Я снова попытался что-то объяснить:
– Я знаю одно: Джули всегда вел своего рода нравственное сражение в защиту своей матери. Его всегда угнетало тяжкое бремя вины.
– Какая нелепость, – сказал отец. – Но все равно это не помогает понять твоего друга.
– Может, и не помогает, – сказал я, чувствуя, что краснею, и, скрывая смущение, заторопился. – Но одно я знаю твердо: Джули всю жизнь терпит муки ада…
– Почему? Из-за чего?
– Потому что его мать всегда одолевали дурацкие терзания рая…
Отец с силой хлопнул ладонью по столу.
– Хватит, – сказал он. – Это мальчишеский бред.
– А все равно это правда, – возразил я и сердито пожал плечами.

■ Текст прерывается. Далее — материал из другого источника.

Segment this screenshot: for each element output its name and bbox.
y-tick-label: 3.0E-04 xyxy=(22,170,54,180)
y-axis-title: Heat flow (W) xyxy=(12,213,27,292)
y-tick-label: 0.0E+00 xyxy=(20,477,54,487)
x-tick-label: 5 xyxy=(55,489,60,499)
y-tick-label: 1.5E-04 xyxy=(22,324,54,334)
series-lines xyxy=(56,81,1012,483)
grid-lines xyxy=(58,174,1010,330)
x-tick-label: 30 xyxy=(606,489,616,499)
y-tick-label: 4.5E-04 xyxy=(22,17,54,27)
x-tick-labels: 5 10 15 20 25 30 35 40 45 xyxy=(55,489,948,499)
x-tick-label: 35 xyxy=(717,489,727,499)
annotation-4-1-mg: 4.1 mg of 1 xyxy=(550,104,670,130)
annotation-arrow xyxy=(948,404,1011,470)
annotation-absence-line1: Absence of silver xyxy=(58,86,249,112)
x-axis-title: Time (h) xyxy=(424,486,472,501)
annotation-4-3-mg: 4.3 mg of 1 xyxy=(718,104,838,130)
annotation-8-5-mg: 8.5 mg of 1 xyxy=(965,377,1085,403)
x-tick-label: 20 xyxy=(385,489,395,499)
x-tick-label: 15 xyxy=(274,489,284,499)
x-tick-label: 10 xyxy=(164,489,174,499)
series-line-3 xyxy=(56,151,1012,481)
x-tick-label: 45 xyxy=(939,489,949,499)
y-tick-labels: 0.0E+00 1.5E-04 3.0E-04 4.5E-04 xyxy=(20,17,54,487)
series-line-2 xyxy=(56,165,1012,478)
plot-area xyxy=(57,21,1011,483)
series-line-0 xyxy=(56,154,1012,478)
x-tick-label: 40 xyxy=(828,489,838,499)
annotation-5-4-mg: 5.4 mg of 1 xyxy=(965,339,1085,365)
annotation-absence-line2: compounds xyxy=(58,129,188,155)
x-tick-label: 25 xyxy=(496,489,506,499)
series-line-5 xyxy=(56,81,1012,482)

– Нечего пожимать плечами!
Обычно, если посреди спора отец делал мне замечание, это означало конец спору. Но сейчас я не был в этом уверен. Всем существом я ощущал сейчас наши с ним очень разные взгляды и мои неясные замыслы. Я смотрел на отцовы юридические книги, и глазок, что он процарапал в закрашенном окне, выходящем на улицу, видел, как он, сложив короткопалые руки, постукивает одним о другой большими пальцами, и мне начало казаться, что, пожалуй, я не напрасно все ему выложил.
– Если смерть его матери – несчастный случай, – сказал отец, – Джули должен был так и сказать, почему он молчал?
– Потому что он не желает ничего в себя впускать. Он всегда замкнут наглухо. Ему всегда приходится жить вне всего…
– О господи! – вспылил отец.
– Но…
– Не желаю больше ничего слушать. С меня хватит, не мешай мне работать.
Я ушел от отца злой, разочарованный, чувствуя себя к тому же круглым дураком. Он не захотел понять то, что я пытался ему объяснить про Джули, а если не поймет, ни за что не вмешается в это дело. Чтобы мой законник отец, натура гармоничная, захотел взяться за дело, дело должно в нем затронуть какую-то нравственную струнку, а я, на беду, пока не сумел задеть в нем такую струну.